How to Tell Discharge From Amniotic Fluid

One concern that comes up frequently in the third trimester is whether what you’re feeling is discharge or leaking amniotic fluid. The two feel quite different. Amniotic fluid is clear, essentially odorless, and either comes as a sudden gush of warm liquid or a slow, steady trickle. The key distinction: amniotic fluid doesn’t stop. If you change your underwear and it keeps getting wet with clear, odorless fluid, that’s a sign your water may have broken.

Discharge, by comparison, looks milky rather than watery, has at least a faint smell, and comes and goes throughout the day rather than flowing continuously.
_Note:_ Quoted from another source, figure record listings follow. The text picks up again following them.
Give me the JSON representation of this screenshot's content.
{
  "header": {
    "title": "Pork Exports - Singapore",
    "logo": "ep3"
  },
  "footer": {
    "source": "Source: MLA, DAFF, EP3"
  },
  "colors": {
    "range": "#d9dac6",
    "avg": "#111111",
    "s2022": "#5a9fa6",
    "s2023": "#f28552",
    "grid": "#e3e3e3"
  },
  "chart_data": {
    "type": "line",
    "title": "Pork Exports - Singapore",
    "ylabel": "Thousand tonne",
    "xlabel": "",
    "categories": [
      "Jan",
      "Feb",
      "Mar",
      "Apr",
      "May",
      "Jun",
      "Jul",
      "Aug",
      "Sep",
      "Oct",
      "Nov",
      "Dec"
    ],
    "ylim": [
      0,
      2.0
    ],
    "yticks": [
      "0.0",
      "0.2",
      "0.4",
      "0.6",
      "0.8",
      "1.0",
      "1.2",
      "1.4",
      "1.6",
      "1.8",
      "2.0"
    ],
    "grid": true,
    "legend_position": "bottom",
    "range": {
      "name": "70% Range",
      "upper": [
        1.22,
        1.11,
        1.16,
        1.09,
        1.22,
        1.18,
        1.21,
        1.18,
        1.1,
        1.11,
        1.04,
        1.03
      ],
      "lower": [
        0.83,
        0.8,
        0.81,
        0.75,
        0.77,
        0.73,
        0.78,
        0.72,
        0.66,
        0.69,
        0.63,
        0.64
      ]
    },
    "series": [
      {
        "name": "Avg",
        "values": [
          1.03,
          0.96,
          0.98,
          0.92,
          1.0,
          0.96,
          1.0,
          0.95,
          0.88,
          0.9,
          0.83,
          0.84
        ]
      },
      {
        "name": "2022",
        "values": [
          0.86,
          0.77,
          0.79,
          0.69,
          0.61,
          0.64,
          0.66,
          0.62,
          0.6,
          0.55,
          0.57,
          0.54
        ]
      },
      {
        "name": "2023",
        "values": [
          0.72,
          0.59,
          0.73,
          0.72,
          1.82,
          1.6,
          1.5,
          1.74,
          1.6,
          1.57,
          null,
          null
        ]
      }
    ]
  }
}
If you’re unsure, a simple test your provider can perform will confirm which one it is.

When Color Alone Isn’t Enough

Color is a useful starting point, but it’s not the full picture. The combination of color, smell, texture, and accompanying symptoms matters more than any single factor. A few patterns worth paying attention to:

  • Strong or fishy odor alongside any color change suggests a bacterial or parasitic infection rather than normal hormonal shifts.
  • Itching, burning, or soreness paired with unusual discharge points toward yeast infections, BV, or STIs rather than normal leukorrhea.
  • Persistent symptoms after self-treatment with over-the-counter products is a reason to get evaluated. Using antifungal medication for the wrong condition can mask a more serious infection, including STIs or urinary tract infections.

The volume of discharge alone isn’t a reliable indicator of a problem. Healthy discharge increases significantly as pregnancy progresses, and what feels like “a lot” is usually completely normal as long as the color stays clear or white and there’s no strong odor.